Endless Debt Chapter 95

I think what stands out most about this game, beyond its storyline or gameplay, is its art design.

The bizarre style of the Foundation and the superpower shooting—everyone must have played quite a bit of those, but such an intriguing, comprehensive architectural style, I’ve never experienced in a game before.

It integrates designs from many famous architects, such as Tadao Ando’s Church of Light and the waffle grid, though I won’t go listing dishes or mentioning those big names here.

The prototype of this game is based in reality: America’s Long Line Building, a concrete fortress without any windows standing tall in the city.

After reviewing the related art analysis, I relied on my instincts to describe it in easily understandable terms: vast, strange, cold gray, authoritative, concrete, and more concrete, darn it.

Just kidding, this stuff is pretty complex, and my understanding is rather superficial, so interested readers can delve into it themselves.

Oh, by the way, I had just finished watching "Dune" at that time, and I thought brutalism combined with fear of giant structures was absolutely brilliant. Eventually, the Order Bureau became a massive vertical slab in Opus, like the mythical Tower of Babel—just look up and you can see it, as if it’s a creation that doesn’t belong to mankind.

Come to think of it, it seems that my interior design courses didn’t cover this stuff.

Ultimately, I decided to describe the Order Bureau : a place where you feel imprisoned at work, supposedly the safest headquarters, yet you always suspect there’s a monster in the office next door.

Solemnity, oppression, power—exposed rebar beneath the ruins. I feel this extremely rational style combined with the extraordinary mysterious colors is quite appealing, with a strong sense of contradiction and fragmentation.

Aside from brutalism, what sparked my interest in architectural design was Ibuki Tatsuya’s "blame." In his manga, giant, cold buildings frequently appear, paired with reticent characters; oftentimes, reading his manga feels more like viewing a futuristic architectural design portfolio.

Secrets, secrets, and more secrets—a series of red crosses pinning the truth beneath the dust.

Those interested can learn about brutalism, a rare modern architectural style that revitalizes through mediums like games.

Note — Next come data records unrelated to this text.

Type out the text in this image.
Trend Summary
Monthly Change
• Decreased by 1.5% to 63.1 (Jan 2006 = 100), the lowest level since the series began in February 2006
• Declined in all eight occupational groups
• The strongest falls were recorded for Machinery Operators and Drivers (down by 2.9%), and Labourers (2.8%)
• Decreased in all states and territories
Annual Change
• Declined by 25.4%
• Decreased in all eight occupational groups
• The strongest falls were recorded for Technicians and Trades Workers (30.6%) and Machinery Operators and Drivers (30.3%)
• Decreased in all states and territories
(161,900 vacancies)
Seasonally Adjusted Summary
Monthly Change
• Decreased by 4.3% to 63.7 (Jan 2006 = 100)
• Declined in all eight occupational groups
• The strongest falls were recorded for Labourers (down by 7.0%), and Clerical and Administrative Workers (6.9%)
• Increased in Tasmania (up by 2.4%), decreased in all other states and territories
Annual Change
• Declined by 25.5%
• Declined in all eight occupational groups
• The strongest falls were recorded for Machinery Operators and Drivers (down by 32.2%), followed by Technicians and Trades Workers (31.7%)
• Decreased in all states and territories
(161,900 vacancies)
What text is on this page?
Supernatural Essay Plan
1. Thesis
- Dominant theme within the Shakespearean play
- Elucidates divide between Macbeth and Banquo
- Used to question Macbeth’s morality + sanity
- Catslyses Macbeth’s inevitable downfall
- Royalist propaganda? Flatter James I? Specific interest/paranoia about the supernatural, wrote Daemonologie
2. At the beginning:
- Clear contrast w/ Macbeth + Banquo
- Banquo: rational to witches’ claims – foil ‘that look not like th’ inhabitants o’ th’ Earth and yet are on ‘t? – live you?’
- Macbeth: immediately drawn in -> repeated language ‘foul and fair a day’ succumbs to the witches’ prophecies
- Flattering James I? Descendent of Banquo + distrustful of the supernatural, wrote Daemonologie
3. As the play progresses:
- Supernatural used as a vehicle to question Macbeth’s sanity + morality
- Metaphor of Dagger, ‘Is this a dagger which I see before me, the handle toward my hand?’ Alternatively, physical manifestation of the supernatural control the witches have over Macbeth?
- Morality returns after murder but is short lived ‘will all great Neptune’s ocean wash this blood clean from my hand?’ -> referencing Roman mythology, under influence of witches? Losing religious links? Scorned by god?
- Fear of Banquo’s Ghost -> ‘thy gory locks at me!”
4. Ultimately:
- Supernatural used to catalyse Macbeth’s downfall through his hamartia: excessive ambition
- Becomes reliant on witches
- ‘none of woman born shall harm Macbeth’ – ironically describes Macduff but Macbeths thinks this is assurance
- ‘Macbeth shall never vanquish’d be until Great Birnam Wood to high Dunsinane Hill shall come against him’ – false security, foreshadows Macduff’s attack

Personally, I love new ghost stories, eerie cores, threshold spaces, and the like—the weirder, the better, even bordering on "curiosity."

These things existing in the near modern period often make our cities feel unsafe, much like awful urban legends. You blurt out opinions about their truthfulness on forums, and then one day, while walking down the corridor, you find all the lights have gone out...

Oh, unlucky one, you seem to have stepped into it.

The once-safe city is no longer safe, or rather, we live alongside the bizarre, only we can’t see them most of the time.

Gathering all those elements, I set up a reputation system similar to urban legends in the game to further fill the city.

A city rife with all sorts of chaotic oddities, but luckily, you won’t die and still possess superpowers.

Yes, indeed, what I envisioned while writing this book is a city overrun with various anomalies and supernatural powers.

To put it in a way that’s easy to understand, it’s the daily routine of the mobile task force members.

With elements like ghost stories, there should be designs like sanity values, too, though I don’t want to crudely create a sanity gauge to represent the characters’ mental states.

When deciding to depict the city of Opus, I thought it better to start from the surrounding environment.

The Order Bureau is filled with absolutely rational geometric shapes, defined and fully ordered, but with rising access levels, people’s perception of the ’Cultivation Room’ changes—the absolute rational geometry begins to soften, straight lines disappear, and strange curves emerge, like the twisted fierce forms of monsters.

This is a new idea I conceived while writing the book: using rational geometric shapes to represent stable order, but when geometry begins to crumble and turns soft and twisted, it marks the onset of madness, indirectly showing the fluctuation of sanity values.

So, under normal circumstances, the Order Bureau is an absolute rational geometric structure, while the wandering crossroad is a distorted, winding group of buildings.

Nonetheless, Opus is ultimately a city of mortals; battles between superpower users cannot simply turn into city demolition, hence the design of the ’Void Realm,’ like multiple instances waiting for everyone to explore.

From the outside it appears to be a small house, but inside it’s actually a vast labyrinth. I find this spatial displacement fascinating, much like the Ancient House in ’Control’ or a Foundation project called ’Haunted IKEA Furniture City.’ This furniture city is absurdly large, trapping many people inside, forcing them to outwit IKEA employees. There’s another project I can’t quite recall—should be the ’Kowloon Walled City,’ and its description is similar to ’IKEA Home Furnishing City,’ where the interior space is twisted and absurdly large.

Readers familiar with Metroidvania games would know that once you’ve explored an area sufficiently, you often open a ’shortcut,’ linking areas together, much like finding a door in the ’Ruins District’ of the ’Cultivation Room’ leading to some strange places.